8 Love never fails. But where there are prophecies, they will cease; where there are tongues, they will be stilled; where there is knowledge, it will pass away. 9 For we know in part and we prophesy in part, 10 but when completeness comes, what is in part disappears. 11 When I was a child, I talked like a child, I thought like a child, I reasoned like a child. When I became a man, I put the ways of childhood behind me. 12 For now we see only a reflection as in a mirror; then we shall see face to face. Now I know in part; then I shall know fully, even as I am fully known.
13 And now these three remain: faith, hope and love. But the greatest of these is love.”

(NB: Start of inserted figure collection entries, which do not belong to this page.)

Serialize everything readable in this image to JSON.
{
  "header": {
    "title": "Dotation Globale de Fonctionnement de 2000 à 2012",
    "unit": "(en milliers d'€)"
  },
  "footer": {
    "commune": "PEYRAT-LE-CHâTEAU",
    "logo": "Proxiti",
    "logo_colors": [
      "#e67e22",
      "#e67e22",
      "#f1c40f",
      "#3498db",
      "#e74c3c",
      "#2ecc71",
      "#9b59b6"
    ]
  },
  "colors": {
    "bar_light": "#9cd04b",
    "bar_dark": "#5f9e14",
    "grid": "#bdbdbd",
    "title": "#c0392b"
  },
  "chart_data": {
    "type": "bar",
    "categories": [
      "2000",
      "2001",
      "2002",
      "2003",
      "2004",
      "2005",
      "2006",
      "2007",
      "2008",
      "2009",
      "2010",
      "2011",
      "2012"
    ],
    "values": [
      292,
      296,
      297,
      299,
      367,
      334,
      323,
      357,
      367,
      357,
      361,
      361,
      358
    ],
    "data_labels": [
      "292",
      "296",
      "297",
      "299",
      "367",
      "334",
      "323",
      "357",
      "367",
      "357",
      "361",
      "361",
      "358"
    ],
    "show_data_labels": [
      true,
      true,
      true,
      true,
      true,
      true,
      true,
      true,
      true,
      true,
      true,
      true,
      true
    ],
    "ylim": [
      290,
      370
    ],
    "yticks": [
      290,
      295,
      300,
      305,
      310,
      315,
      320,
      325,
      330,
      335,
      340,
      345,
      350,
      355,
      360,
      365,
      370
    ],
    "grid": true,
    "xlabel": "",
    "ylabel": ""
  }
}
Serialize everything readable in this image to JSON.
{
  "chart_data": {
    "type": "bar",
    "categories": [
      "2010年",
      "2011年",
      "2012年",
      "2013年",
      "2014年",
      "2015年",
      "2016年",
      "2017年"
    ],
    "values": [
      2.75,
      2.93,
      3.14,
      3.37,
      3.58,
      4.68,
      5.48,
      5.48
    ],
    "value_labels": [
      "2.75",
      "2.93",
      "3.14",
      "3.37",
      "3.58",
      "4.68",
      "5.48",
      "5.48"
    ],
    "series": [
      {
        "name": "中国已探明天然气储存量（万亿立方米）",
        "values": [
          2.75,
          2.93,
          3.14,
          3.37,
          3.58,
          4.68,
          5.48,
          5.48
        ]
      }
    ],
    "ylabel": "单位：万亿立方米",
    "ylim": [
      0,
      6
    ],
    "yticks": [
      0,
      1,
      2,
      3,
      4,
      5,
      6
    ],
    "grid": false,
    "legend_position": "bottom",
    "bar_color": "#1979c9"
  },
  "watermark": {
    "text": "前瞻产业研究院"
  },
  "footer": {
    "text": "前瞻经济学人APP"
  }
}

Whose love was this strong and resilient when you needed it most? Who loved you enough to help you rebuild your life and faith? Who did not give up on you when you gave them plenty of reasons to do so? Who came to you at your lowest moment and refused to let your biggest mistake define and destroy you?
Who loves you this much now and is trying to reach you? Who is calling your name because they want to have a candid and heartfelt talk about your future?
If you have someone who loves you this much, don’t trample over that love. Don’t waste the opportunity they are offering you to rebuild your life and this important relationship.
Seize this defining moment in your life and accept their challenge to start again. Run to them with a humble and grateful heart. Listen to them with an open mind.
This kind of person is rare and may not come your way again. Ask those tired fishermen.